“Mobilizing Youth to Build Unified Libya”
Ladies and gentlemen,
It is great to be here at this important event on the contributions of youth to peace and security.
Just at the beginning of this week, I was in Tripoli at an event convened by Libyan youth leaders who are working to train young people in dialogue and reconciliation. The richness of the discussion, the maturity of thought and the energy by which the ideas were communicated would have inspired many of my peers.
I would like to share with you just one story of one of the leaders who launched this discussion group called the Debate and Dialogue Club.
Salem Qamoudi is the founder of a local NGO called Shaik Tahir Al-Zawi Charity. He formed this humanitarian NGO just after the revolution, at the age of 24. In only four years it has become one of the leading local organizations to provide assistance to IDPs and migrants in Libya. Working in the unstable and dangerous environment, Salem and his colleagues take risks every day by doing what most of us are only capable of talking about.
But Salem and his colleagues are not alone. There are literally hundreds of similar initiatives in Libya. Youth leaders are taking the initiative to lobby Libyan institutions. They form the vast majority of the journalists that I meet, and they are by far the most active group on social media. They are coming up with ideas and contributions for the new Libyan constitution and they are the main group that mobilizes the population to go out and vote.
What a difference to my day to day work where, I must say, my interlocutors are mainly of my own age group – well above the age of 60
I saw the spirit of togetherness, in an atmosphere of fragmentation.
Outreach to political adversaries, as opposed to the loud voices calling for exclusion and polarization.
Dialogue in a fresh constructive atmosphere, instead of finger pointing.
Ladies and Gentlemen,
It is due to stories like these that I have and will continue to advocate for an increased role for youth in the decision-making processes that affect their lives and that of their community. Today’s generation of youth is the largest the world has ever seen. And young people are the large majority of the population in all countries affected by armed conflict. Libya is no exception to this trend, with nearly two-thirds of the population under the age of 35. 50% between 15 and 35.
No country can emerge from conflict without the support of the youth. In 2015, the UN Security Council passed Resolution 2250, acknowledging the role of youth in peace and security. This was overdue! The Secretary General appointed Youth Envoy Ahmed Hindawi. A much welcome and needed initiative.
I am about to appoint a colleague as “youth ambassador” of the mission; a young woman, who will liaise with the youth groups of Libya, advocate for the role of youth and help in building partnerships between international and regional initiatives which promote the development of the Libyan youth.
Young people are not only the future.

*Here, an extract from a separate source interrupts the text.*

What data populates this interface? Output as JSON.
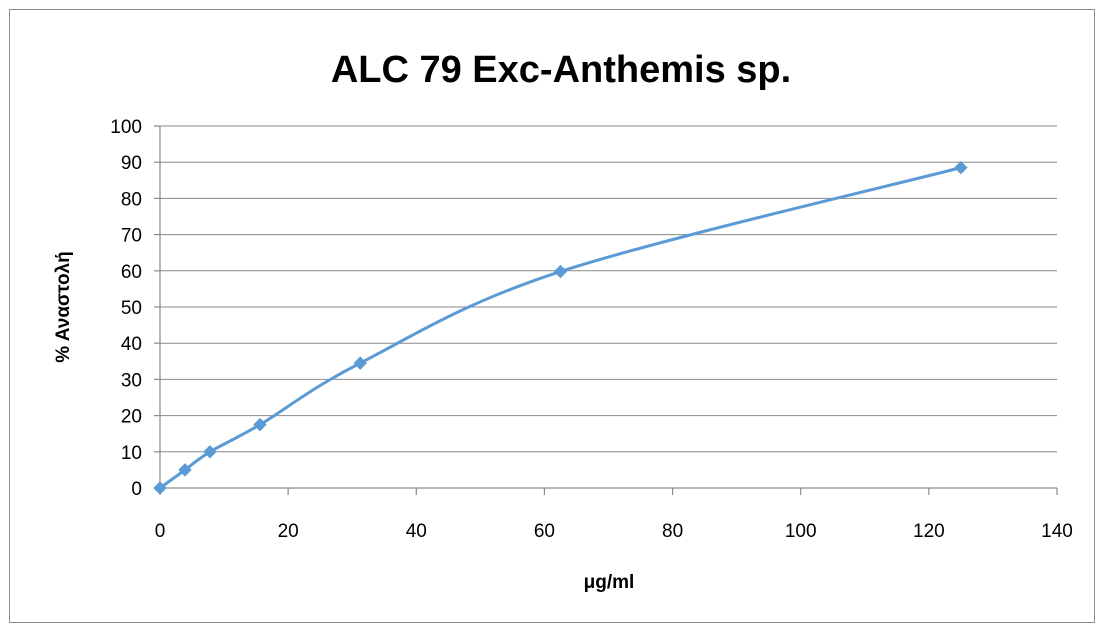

They are the present of a country. The role of youth in contributing to peace and security is vital for any nation emerging from conflict. For this reason the UN urges all its member states to increase youth participation in decision making at all levels.
To this end, I have three messages:
Firstly: I will advocate for a greater role for youth in the decision-making processes in Libya. The dialogue and reconciliation groups are a step in the right direction. I would like to see more of these initiatives. We have to support them politically if requested, as well as financially.
Initiatives that allow youth:
to have a say on how government can become more effective;
to have a say on how laws can be revised;
to have a say on how national reconciliation can succeed, from the ground up.
I would like to support the mobilisation of youth committees to create discussion forums to debate openly the issues that must be addressed in the next election.
And when we come to those elections, I believe youth should have a fair opportunity to be elected. Let the youth compete alongside their elders, and leave it to the voters to decide.
Secondly: Media is Libya have to become more independent. I would like to encourage more investment in the training of journalists and the use of social media so that youth can be equipped with the knowledge of how to report and communicate information objectively and effectively.
Thirdly: And this concerns the OSCE. I would like to encourage the OSCE to increase its efforts to forge links between youth across the Mediterranean. Libya is a unique country. We sometime tend to forget that the overwhelming majority of Libyans are living on the coastal belt.
Historically, Libya has oriented also toward the power centers north of the Mediterranean – Rome and Athens. The OSCE thus is best positioned to reach out, to link their member states youth organisations to their counterparts in Libya. One possibility may be the Parliamentary Assembly of the OSCE can organise and sponsor a Mediterranean youth parliament, bringing together youth from across the region to work on issues that affect them all.
Ladies and Gentlemen,
Peace and security will not occur without real investment in our next generation of leaders. Their enthusiasm, energy and creativity must be supported so that it can help create a reality that reflects their ideals and principals.
The challenges in Libya are enormous and state building will take time. But this process must start today - now – and the young people must be fully involved. Libya’s youth are its greatest asset and we should ensure that they are given the opportunities needed to contribute to their country’s future.